Reid departed the Mediterranean in early May, and, after calls at French and British ports, crossed the Atlantic, arriving at New York on 16 July. By the end of August she had resumed operations out of Newport and in September she again steamed south for exercises in the Caribbean. In December she underwent an overhaul at Philadelphia, then returned to the Caribbean.

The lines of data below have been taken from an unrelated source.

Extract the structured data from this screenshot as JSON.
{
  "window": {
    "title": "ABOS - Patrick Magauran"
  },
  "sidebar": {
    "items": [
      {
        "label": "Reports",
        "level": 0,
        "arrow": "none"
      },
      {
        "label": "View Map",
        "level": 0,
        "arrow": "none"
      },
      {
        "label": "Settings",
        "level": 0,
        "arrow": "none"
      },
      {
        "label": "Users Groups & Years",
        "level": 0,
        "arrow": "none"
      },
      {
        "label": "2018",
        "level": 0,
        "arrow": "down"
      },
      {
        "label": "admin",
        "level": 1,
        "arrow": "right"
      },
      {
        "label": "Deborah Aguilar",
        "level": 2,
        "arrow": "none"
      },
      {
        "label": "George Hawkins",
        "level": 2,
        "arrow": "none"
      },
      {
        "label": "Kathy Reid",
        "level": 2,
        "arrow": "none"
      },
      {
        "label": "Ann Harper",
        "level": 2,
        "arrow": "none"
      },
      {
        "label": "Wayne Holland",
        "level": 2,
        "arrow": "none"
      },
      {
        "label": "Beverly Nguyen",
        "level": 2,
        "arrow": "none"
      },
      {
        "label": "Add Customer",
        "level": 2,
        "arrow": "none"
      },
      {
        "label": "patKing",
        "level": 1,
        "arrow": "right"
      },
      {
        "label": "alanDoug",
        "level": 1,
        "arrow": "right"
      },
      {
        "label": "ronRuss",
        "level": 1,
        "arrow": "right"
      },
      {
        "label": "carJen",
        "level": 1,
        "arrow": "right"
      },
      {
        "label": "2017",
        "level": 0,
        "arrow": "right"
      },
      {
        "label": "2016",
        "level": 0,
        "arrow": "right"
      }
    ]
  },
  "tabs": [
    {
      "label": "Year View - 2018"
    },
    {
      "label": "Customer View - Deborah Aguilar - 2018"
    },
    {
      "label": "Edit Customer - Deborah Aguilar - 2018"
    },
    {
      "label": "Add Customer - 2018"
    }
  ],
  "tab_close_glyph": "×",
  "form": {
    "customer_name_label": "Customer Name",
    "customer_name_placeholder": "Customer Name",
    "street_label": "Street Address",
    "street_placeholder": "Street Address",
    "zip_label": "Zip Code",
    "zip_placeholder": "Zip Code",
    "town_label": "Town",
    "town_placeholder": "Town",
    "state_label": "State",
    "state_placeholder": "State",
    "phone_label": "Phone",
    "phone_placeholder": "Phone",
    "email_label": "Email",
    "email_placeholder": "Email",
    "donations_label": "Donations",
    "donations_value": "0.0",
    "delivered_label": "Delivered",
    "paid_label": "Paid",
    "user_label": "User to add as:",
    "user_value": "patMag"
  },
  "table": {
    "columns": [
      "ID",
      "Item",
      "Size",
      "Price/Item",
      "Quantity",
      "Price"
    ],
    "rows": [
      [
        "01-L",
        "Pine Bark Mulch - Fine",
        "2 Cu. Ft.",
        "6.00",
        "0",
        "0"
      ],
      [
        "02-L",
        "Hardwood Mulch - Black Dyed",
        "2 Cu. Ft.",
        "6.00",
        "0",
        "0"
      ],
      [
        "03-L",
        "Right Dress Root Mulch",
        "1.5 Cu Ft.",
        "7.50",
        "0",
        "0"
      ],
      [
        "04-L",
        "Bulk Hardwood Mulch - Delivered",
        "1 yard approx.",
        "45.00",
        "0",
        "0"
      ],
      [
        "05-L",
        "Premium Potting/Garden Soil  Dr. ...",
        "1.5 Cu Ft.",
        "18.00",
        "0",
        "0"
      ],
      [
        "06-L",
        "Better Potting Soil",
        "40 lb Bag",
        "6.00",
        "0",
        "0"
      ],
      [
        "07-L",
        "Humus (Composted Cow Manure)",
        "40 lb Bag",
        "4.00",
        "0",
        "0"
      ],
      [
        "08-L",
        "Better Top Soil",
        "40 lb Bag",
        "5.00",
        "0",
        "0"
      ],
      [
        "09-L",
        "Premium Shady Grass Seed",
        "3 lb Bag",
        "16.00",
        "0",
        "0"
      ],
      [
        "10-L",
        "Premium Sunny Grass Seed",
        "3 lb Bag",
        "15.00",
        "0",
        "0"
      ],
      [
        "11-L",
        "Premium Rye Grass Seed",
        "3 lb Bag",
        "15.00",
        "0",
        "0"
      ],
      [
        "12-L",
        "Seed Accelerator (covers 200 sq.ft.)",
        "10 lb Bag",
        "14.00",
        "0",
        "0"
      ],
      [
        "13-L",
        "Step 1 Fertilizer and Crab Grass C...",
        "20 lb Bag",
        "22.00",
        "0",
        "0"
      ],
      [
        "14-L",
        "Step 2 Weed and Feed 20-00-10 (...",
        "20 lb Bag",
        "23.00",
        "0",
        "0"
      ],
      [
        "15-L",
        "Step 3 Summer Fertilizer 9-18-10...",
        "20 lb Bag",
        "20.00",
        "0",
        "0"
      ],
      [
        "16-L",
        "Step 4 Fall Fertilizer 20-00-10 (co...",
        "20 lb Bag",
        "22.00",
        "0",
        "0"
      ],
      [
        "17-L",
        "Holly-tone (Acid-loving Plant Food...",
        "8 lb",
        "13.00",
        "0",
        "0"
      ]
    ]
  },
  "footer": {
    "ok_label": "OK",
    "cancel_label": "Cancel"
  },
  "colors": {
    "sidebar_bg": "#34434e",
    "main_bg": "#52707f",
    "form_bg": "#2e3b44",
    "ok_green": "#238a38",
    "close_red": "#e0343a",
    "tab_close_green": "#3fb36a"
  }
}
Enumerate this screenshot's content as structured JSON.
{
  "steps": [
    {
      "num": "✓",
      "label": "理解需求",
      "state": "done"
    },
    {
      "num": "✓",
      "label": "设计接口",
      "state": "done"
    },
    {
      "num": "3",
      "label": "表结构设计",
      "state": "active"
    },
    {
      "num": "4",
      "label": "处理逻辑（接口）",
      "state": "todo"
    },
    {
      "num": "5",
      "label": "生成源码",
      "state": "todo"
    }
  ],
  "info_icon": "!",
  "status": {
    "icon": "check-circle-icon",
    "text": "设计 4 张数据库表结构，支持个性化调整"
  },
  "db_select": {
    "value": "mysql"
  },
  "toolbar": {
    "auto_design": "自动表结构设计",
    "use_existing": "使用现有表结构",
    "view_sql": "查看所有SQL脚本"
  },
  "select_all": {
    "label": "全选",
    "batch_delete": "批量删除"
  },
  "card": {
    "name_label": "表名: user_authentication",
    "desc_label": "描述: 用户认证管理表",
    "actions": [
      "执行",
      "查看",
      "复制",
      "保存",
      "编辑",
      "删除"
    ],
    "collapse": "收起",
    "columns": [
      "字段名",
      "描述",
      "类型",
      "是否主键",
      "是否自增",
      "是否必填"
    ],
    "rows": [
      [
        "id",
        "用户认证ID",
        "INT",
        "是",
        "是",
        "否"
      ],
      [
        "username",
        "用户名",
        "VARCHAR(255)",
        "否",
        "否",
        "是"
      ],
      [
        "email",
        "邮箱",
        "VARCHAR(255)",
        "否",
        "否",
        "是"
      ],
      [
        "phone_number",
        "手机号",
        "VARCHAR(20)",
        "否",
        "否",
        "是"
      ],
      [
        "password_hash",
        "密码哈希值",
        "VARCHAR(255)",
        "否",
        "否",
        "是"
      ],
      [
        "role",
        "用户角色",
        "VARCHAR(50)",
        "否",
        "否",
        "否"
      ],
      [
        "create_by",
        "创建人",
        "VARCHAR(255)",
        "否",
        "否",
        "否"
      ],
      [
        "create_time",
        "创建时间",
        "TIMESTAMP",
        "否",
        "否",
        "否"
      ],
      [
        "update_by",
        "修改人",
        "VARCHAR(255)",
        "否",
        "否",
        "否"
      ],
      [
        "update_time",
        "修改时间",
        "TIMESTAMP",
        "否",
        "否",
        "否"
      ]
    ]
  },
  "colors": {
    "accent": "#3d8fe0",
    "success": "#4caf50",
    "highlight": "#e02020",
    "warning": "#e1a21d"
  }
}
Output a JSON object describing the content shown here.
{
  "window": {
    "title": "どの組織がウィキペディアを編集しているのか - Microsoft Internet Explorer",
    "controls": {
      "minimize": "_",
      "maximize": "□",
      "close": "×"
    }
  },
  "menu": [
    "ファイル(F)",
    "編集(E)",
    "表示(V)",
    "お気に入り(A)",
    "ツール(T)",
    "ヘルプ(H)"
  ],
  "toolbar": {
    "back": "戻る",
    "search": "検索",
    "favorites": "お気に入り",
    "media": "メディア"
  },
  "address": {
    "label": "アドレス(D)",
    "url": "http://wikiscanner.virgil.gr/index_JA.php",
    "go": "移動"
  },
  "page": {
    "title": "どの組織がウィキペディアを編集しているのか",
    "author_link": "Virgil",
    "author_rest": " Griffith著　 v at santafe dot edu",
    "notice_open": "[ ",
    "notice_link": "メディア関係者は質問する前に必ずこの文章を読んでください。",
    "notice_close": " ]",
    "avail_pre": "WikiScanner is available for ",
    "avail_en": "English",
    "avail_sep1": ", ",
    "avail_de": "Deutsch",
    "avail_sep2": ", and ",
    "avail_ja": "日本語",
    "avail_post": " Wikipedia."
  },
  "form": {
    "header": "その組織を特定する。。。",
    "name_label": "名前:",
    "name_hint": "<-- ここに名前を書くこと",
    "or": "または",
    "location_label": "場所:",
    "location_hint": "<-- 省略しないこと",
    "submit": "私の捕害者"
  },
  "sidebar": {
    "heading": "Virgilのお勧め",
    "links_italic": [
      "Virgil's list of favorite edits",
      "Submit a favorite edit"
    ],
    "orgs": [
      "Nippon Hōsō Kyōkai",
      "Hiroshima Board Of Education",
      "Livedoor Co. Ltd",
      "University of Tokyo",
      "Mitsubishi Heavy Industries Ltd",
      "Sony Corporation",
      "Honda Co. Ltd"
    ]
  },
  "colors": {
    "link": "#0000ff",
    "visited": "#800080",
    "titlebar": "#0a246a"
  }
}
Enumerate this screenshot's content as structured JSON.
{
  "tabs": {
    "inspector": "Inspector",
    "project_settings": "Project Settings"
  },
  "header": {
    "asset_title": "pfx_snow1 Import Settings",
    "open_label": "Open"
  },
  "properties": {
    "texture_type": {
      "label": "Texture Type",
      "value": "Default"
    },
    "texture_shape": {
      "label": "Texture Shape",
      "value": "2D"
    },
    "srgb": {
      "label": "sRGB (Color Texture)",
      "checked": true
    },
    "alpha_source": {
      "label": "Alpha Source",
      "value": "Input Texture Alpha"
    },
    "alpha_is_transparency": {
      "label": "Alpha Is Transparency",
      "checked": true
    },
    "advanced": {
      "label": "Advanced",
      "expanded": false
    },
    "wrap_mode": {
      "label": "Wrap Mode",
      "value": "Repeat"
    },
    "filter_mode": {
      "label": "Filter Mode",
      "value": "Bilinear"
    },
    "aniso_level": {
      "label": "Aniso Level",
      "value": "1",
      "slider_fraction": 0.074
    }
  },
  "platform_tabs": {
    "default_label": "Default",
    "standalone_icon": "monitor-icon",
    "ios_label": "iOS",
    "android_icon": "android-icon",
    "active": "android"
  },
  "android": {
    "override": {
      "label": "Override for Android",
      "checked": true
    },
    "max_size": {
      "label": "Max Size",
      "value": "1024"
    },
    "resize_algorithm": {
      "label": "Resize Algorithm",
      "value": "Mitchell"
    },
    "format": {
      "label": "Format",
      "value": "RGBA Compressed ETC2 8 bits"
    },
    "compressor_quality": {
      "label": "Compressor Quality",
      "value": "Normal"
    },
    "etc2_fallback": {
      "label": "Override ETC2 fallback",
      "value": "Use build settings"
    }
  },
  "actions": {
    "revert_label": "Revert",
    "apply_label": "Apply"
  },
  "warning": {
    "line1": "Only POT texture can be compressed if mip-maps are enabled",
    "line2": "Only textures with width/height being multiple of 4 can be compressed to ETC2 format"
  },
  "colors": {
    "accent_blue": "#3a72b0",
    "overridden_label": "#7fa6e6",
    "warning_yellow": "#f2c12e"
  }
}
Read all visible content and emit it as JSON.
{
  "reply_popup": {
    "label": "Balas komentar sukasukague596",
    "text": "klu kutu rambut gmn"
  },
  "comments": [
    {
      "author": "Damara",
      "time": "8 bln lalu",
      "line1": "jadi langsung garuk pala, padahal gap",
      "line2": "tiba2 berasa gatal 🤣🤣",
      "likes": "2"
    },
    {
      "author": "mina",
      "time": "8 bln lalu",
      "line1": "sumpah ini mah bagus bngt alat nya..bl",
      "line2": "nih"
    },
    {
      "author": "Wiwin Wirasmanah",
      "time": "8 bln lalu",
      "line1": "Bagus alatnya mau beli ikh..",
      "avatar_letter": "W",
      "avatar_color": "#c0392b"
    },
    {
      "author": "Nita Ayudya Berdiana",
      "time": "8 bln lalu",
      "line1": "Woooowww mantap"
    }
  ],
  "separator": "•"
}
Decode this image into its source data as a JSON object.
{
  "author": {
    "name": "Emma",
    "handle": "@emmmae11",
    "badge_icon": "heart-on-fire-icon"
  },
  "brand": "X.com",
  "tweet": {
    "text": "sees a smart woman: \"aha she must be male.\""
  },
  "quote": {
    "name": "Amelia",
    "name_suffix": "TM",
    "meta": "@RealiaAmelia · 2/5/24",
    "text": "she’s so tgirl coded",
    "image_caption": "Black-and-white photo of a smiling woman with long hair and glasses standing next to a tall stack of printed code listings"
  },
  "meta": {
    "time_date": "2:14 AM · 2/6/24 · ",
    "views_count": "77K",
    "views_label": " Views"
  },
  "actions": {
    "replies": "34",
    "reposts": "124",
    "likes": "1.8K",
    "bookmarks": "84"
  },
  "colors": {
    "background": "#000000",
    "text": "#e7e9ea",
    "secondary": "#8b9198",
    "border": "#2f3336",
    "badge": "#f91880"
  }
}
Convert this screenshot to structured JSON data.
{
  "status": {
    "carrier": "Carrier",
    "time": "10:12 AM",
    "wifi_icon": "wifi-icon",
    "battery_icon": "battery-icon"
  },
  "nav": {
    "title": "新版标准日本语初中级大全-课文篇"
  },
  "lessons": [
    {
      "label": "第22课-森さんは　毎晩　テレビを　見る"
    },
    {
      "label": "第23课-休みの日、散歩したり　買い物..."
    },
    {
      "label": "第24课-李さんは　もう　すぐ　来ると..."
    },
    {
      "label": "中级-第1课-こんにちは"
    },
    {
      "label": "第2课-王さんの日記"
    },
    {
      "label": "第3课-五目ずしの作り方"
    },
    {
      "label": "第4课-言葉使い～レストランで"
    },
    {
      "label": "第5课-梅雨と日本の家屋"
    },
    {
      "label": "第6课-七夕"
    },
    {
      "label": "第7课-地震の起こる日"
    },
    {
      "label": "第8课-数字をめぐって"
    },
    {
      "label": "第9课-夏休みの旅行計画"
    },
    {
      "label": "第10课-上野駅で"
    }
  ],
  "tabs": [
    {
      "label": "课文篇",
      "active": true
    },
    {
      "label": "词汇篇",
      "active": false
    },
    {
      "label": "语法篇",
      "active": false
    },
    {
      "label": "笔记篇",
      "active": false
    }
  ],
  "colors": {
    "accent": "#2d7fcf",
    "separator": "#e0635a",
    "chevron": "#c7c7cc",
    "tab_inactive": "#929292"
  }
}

Attached to the Scouting Fleet for the next 4 years, she continued to alternate east coast training cruises with Caribbean and Gulf of Mexico operations. From 24 April to 12 June 1927, she participated in the second Nicaraguan campaign - cruising off that coast, delivering supplies and mail to Marine detachments ashore, and assisting in the collecting of arms from allied forces.

==Fate==
In 1929 Reid was designated for inactivation. She completed her last cruise at Philadelphia 30 August 1929 and was decommissioned there 1 May 1930. Struck from the Navy list 22 October 1930, she was sold for scrapping to the Boston Iron & Metal Company, Baltimore, Maryland, 17 January 1931.